IKK subunits in the adult animal and its role during TNFR1 activation are less well understood. Conditional knockout mice based on the cre/loxP system have emerged as new powerful tools to study gene functions in the adult animal in vivo (Luedde and Trautwein, 2006[54]; Pasparakis et al., 2006[64]). It was shown that hepatocyte-specific ablation of IKK2 does not lead to a strongly impaired activation of NF-kappaB or increased apoptosis after TNF stimulation, probably because IKK1 homodimers can take over this function in the absence of IKK2 in the adult mouse (Luedde et al., 2005[52]). In contrast, conditional hepatocyte-specific knockout of NEMO resulted in complete block of NF-kappaB activation and massive hepatocyte apoptosis, underlining that NEMO is the only irreplaceable IKK subunit for prevention of TNF mediated liver apoptosis (Beraza et al., 2007[7]).
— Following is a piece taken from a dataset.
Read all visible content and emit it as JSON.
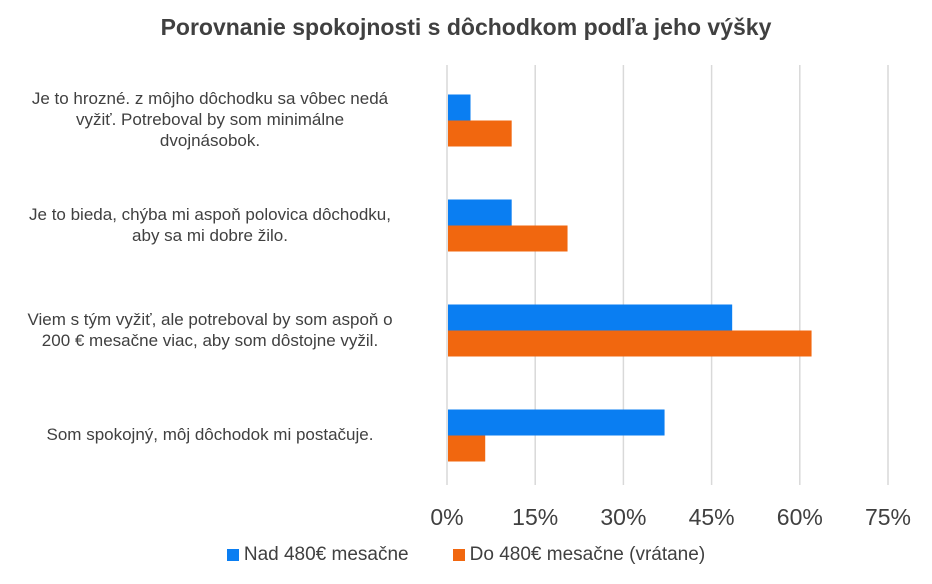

Furthermore, TNF mediated activation of NF-kappaB seems to have, besides its anti-apoptotic function, also essential functions in various models of experimental liver injury. For instance, NF-kappaB DNA-binding occurs quickly upon hepatic ischemia-reperfusion (I/R) injury (Zwacka et al., 1998[102]), but it has also long been unclear whether NF-kappaB dependent signaling withholds a protective or damaging role in I/R injury. It was shown that hepatocyte-specific conditional knockout mice for IKK2 show a defect in NF-kappaB activation after I/R (Luedde et al., 2005[52]). Inhibition of NF-kappaB activation in conditional IKK2-deficient mice protected from liver injury due to I/R (Luedde et al., 2005[52]), thus underlining that, depending on the experimental model, the NF-kappaB pathway does not serve as a survival pathway, but instead can aggravate hepatocyte death and liver damage. However, complete abolishment of NF-kappaB activation in conditional NEMO-knockout mice resulted in massive hepatic inflammation and apoptosis after I/R injury (Beraza et al., 2007[7]).

Conclusions

A growing number of studies have implicated immune cells, cytokines and cytokine-dependent pathways in the development of liver failure, chronic liver disease, hepatic inflammation and liver fibrogenesis. Resident and infiltrating immune cells depending on their differentiation, detectable by their cell-surface markers, have been linked to progression (especially Ly-6C^hi expressing iMϕ) as well as regression of liver injury (e.g., Ly-6C^lo iMϕ) (Baeck et al., 2012[2], 2013[3]). On the other hand, parenchymal and non-parenchymal survival pathways like NF-kappaB withhold a protective function in many experimental liver disease models and thus are an attractive target for a pharmacological intervention (Karin et al., 2002[37]). However, many experimental models highlighted dual functions of these key players, namely beneficial or adverse effects. For instance, blockage of monocyte infiltration into the liver limits disease progression in different murine models, but also negatively affect the resolution of liver fibrosis (Duffield et al., 2005[21]). Thus, an inflammatory immune cell is not necessarily detrimental in any context. Similarly, an inhibition of NF-κB in the liver can have different outcomes depending on the experimental model applied: protecting from apoptosis in a model of TNF-dependent cell death vs. aggravating cellular necrosis in a model of ischemia/reperfusion injury (Luedde and Trautwein, 2006[54]). Thus, a ‘survival’ pathway is not necessarily protective in any context. Dissecting the cellular and molecular inflammatory pathways during liver homeostasis and during liver injury will hopefully provide the basis for novel specific therapeutic approaches in the near future.